GOBIERNO DIVIDIDO
Por: Florencio Llamas Acosta*
2015 es un año histórico para el devenir político de la entidad, pues gracias a la competencia política y el voto diferenciado de los electores se instaura en esta región lo que se conoce como “gobiernos divididos”, en el que reparto del poder público se distribuye entre dos fuerzas políticas distintas, donde un partido es el que encabeza el poder ejecutivo y otro partido obtiene el control del poder legislativo. En el caso de Colima el poder Ejecutivo lo ostenta el PRI y el poder legislativo por primera vez lo tiene el PAN.
Durante 85 años y 31 legislaturas, arrancando con la XXVII Legislatura cuyo periodo abarca de 1930 a 1932, en la que el PNR en Colima tuvo diputados en el Congreso local, este partido mantuvo el control administrativo y político, sin embargo en la actual LVIII Legislatura el Partido Acción Nacional al tener 13 curules de las 25 que conforman esta soberanía, con su mayoría simple tienen las condiciones para ostentar el gobierno interno del Congreso.

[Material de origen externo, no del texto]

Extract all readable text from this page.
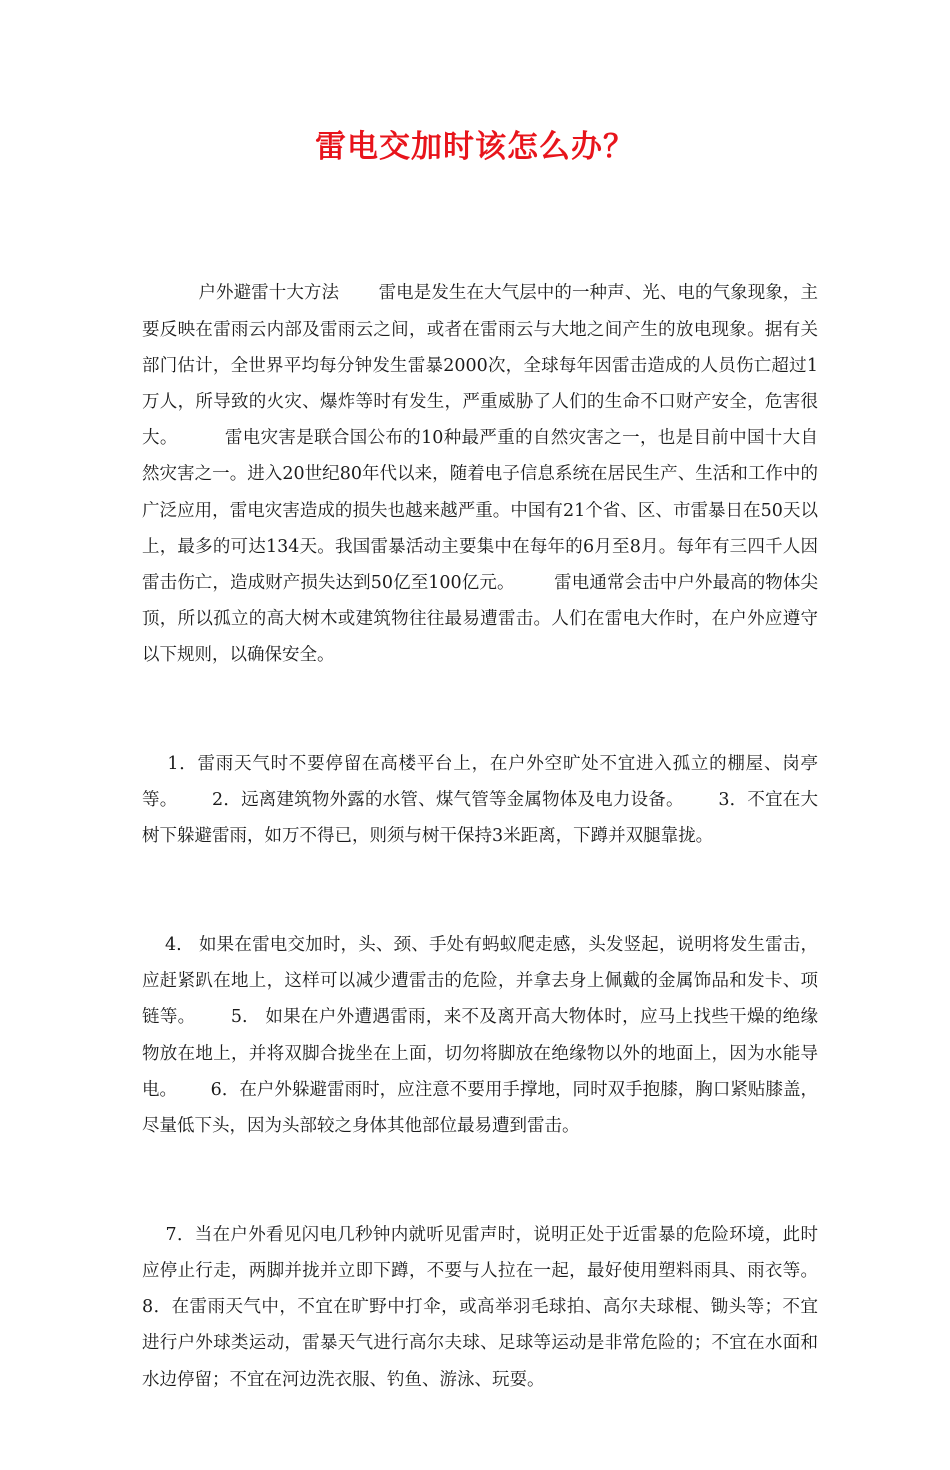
雷电交加时该怎么办？

户外避雷十大方法       雷电是发生在大气层中的一种声、光、电的气象现象，主要反映在雷雨云内部及雷雨云之间，或者在雷雨云与大地之间产生的放电现象。据有关部门估计，全世界平均每分钟发生雷暴2000次，全球每年因雷击造成的人员伤亡超过1万人，所导致的火灾、爆炸等时有发生，严重威胁了人们的生命不口财产安全，危害很大。        雷电灾害是联合国公布的10种最严重的自然灾害之一，也是目前中国十大自然灾害之一。进入20世纪80年代以来，随着电子信息系统在居民生产、生活和工作中的广泛应用，雷电灾害造成的损失也越来越严重。中国有21个省、区、市雷暴日在50天以上，最多的可达134天。我国雷暴活动主要集中在每年的6月至8月。每年有三四千人因雷击伤亡，造成财产损失达到50亿至100亿元。       雷电通常会击中户外最高的物体尖顶，所以孤立的高大树木或建筑物往往最易遭雷击。人们在雷电大作时，在户外应遵守以下规则，以确保安全。

1．雷雨天气时不要停留在高楼平台上，在户外空旷处不宜进入孤立的棚屋、岗亭等。      2．远离建筑物外露的水管、煤气管等金属物体及电力设备。      3．不宜在大树下躲避雷雨，如万不得已，则须与树干保持3米距离，下蹲并双腿靠拢。

4.   如果在雷电交加时，头、颈、手处有蚂蚁爬走感，头发竖起，说明将发生雷击，应赶紧趴在地上，这样可以减少遭雷击的危险，并拿去身上佩戴的金属饰品和发卡、项链等。      5.   如果在户外遭遇雷雨，来不及离开高大物体时，应马上找些干燥的绝缘物放在地上，并将双脚合拢坐在上面，切勿将脚放在绝缘物以外的地面上，因为水能导电。      6．在户外躲避雷雨时，应注意不要用手撑地，同时双手抱膝，胸口紧贴膝盖，尽量低下头，因为头部较之身体其他部位最易遭到雷击。

7．当在户外看见闪电几秒钟内就听见雷声时，说明正处于近雷暴的危险环境，此时应停止行走，两脚并拢并立即下蹲，不要与人拉在一起，最好使用塑料雨具、雨衣等。      8．在雷雨天气中，不宜在旷野中打伞，或高举羽毛球拍、高尔夫球棍、锄头等；不宜进行户外球类运动，雷暴天气进行高尔夫球、足球等运动是非常危险的；不宜在水面和水边停留；不宜在河边洗衣服、钓鱼、游泳、玩耍。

Hecho histórico que debe asumirse con plena conciencia del mandato de los ciudadanos, sin embargo en la primera semana de su integración el PAN y su ambiciosa coordinadora Martha Sosa han generado una parálisis legislativa que son signos de alerta que auguran tres años difíciles para los ciudadanos colimenses, pues su falta de sensibilidad política, sus deseos de revanchismo y su miopía política hacen los panistas que esta institución legislativa que sirve al desarrollo de la entidad y garantiza la armonía de su población se vuelva ineficiente para los ciudadanos.
Su proceder se explica con el dicho popular que dice “El que nunca tiene y llega a tener, loco se puede volver”, esta frase bien se aplica al comportamiento de la fracción panista y particularmente en la coordinadora Martha Sosa, al enfrentarse con el personal del Congreso, sin cuidar las formas, con ausencia de civilidad política y perdiendo toda cordura, arremetió contra el personal de este recinto parlamentario despidiendo a todo el personal y cambiando las chapas de las instalaciones del edificio que cobija a los diputados. Me pregunto ante este proceder, ¿esta es la forma correcta de hacer política? y ¿es la forma más inteligente para construir los acuerdos en favor de los colimenses?
En lo general, consideró que los políticos colimenses de todos los partidos, se siguen equivocando, pues su ceguera no les permite ver, entender a la sociedad colimense ni responder a sus expectativas. No se dan cuenta que los ciudadanos no quieren abuso del poder y por eso buscan mecanismos de equilibrio. Los ciudadanos quieren que las corrientes políticas antepongan sus intereses partidistas a los interese colectivos, los ciudadanos quieren ser el centro del trabajo legislativo y no ser instrumentos en su ambiciosa lucha por el poder.
La fracción del PRI debe ser consciente de su nuevo estatus y cumplir el rol de segunda fuerza política asumiéndose como una fracción responsable en la conformación de la gobernabilidad del Congreso y del Estado, debe debatir con argumentos frente a la opinión pública y convencer de sus acciones legislativas en favor de los ciudadanos.
Por un lado la fracción del PAN no ha sabido valorar la confianza que los electores le dieron el pasado 7 de junio al convertirlos en mayoría, pues como se dice, se ve y se sabe, el problema de los panistas es que cuando llegan al poder no saben qué hacer con él. Esto es lo que en la primera semana han demostrado la mayoría panista pues se observa a leguas que su prioridad es satisfacer sus ambiciones personales y venganzas partidarias, dándoles la espalda a los ciudadanos y traicionando su confianza. ¿O usted como lo piensa?
*Maestro en Ciencia Política y Administración Pública. Catedrático de la Facultad de Ciencias Políticas de la Universidad de Colima.